You’d never know that pasta primavera, a pseudo-Italian dish that appears on virtually every chain restaurant menu, actually has roots in French haute cuisine.
The usual reproduction — a random jumble of produce tossed with noodles in a heavy, flavor-deadening cream sauce — tastes nothing like spring. Surprisingly, when we dug up the original recipe from New York’s famed Le Cirque restaurant, our colleagues found it wasn’t all that inspiring either, despite taking about 2 hours to prepare and dirtying five pans.
First, the vegetables (which had been painstakingly blanched one by one) were bland. Second, the cream-, butter-, and cheese-enriched sauce dulled flavor and didn’t really unify the dish.
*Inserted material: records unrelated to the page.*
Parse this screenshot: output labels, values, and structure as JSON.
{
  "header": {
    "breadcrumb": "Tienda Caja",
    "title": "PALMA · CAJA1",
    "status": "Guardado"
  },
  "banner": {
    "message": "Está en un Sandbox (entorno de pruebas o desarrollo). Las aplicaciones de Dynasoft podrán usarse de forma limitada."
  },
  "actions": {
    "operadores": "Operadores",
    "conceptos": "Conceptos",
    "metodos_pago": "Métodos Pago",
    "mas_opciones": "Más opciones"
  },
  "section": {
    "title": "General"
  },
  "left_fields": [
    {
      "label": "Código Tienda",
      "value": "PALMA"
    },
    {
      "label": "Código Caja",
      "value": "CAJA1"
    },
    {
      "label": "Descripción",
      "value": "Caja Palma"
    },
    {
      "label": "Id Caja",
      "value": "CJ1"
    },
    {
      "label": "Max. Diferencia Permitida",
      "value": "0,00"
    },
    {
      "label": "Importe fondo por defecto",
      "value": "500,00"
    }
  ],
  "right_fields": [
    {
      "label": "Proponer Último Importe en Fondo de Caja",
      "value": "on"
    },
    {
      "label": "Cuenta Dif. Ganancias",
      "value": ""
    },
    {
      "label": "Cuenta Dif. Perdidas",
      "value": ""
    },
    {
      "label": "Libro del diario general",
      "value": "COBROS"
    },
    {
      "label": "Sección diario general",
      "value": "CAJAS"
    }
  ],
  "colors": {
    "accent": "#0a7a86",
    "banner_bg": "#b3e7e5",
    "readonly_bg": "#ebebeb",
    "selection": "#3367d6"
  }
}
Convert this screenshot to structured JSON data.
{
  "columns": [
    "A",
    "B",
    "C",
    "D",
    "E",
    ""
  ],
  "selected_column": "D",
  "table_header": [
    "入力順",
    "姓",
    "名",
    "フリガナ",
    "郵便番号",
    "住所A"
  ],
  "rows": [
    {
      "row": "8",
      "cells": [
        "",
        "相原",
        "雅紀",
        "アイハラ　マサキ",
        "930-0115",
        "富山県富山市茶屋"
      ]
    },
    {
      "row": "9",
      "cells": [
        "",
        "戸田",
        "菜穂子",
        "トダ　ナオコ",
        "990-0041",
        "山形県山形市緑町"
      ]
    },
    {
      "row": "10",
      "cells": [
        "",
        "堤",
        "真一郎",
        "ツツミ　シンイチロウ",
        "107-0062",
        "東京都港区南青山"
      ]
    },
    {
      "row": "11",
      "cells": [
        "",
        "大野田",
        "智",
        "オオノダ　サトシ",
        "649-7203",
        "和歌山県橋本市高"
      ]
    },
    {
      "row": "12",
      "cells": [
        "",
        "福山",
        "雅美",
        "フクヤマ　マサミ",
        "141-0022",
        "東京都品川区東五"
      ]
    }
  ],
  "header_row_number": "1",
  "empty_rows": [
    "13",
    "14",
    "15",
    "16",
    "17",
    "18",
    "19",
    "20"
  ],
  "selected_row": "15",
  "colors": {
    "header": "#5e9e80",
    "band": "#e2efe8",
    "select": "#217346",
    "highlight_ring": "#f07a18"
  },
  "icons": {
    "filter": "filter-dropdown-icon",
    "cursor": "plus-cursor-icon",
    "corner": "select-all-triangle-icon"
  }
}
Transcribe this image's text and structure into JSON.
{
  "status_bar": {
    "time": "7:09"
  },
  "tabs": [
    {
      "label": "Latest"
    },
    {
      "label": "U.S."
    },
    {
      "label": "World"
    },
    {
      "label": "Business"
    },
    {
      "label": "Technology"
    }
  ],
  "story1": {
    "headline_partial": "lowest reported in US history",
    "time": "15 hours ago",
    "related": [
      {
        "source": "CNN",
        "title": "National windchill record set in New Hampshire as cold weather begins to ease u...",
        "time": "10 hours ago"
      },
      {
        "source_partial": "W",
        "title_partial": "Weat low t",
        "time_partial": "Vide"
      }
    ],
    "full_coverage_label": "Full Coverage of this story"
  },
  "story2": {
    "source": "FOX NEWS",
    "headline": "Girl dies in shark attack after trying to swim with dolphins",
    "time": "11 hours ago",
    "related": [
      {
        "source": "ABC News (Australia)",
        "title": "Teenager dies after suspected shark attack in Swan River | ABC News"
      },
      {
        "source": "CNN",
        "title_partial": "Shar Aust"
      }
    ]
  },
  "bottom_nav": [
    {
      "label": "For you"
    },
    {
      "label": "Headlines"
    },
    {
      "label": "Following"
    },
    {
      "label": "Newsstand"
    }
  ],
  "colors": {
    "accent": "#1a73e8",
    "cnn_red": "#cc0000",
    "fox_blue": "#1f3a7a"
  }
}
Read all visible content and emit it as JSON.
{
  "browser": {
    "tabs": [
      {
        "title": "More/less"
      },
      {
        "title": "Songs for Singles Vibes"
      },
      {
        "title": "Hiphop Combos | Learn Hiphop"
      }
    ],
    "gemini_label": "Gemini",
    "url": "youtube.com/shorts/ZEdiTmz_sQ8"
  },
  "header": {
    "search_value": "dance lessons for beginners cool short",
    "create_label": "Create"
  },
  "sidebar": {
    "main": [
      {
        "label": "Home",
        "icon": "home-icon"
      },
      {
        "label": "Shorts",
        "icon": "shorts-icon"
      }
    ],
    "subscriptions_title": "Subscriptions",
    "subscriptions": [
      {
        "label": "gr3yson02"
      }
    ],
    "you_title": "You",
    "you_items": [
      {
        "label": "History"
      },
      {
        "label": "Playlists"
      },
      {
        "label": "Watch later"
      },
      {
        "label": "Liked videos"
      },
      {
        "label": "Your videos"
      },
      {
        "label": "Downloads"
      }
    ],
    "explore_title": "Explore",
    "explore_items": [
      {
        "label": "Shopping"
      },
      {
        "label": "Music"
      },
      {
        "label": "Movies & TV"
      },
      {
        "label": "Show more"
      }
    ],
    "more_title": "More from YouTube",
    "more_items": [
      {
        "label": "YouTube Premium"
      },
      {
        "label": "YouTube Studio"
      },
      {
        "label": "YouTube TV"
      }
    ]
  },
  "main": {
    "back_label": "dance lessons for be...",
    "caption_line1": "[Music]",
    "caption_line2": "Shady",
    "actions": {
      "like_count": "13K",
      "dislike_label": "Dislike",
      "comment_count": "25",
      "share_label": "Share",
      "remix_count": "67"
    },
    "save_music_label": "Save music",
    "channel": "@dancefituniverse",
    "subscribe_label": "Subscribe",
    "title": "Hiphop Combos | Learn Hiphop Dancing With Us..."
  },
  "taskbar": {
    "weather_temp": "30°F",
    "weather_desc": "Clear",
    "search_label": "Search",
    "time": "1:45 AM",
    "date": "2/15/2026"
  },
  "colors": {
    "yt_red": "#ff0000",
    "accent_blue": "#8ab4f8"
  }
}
If we wanted a true spring-vegetable pasta — with a few thoughtfully chosen vegetables and a light, but full-bodied sauce that clung well to the noodles and brought the dish together — we’d have to start from the beginning.
SPRING VEGETABLE PASTA
Servings: 4-6
Start to finish: 1 hour
1 1/2 pounds leeks, white and light green parts halved lengthwise, sliced 1/2 inch thick, and washed thoroughly, plus 3 cups coarsely chopped dark green parts, washed thoroughly
1 pound asparagus, tough ends trimmed, chopped coarse, and reserved; spears cut on bias into 1/2 inch lengths
2 cups frozen peas, thawed
4 cups vegetable broth
1 cup water
4 garlic cloves, minced
2 tablespoons minced fresh mint
2 tablespoons minced fresh chives
1/2 teaspoon grated lemon zest,
plus 2 tablespoons juice
6 tablespoons extra-virgin olive oil
Salt and pepper
1/4 teaspoon red pepper flakes
1 pound campanelle (farfalle and penne are acceptable substitutes)
1 cup dry white wine
1 ounce Parmesan cheese, grated (1/2 cup), plus extra for serving
Nutrition information per serving: 605 calories; 155 calories from fat; 17 g fat (2 g saturated; 0 g trans fats); 4 mg cholesterol; 436 mg sodium; 88 g carbohydrate; 10 g fiber; 13 g sugar; 18 g protein.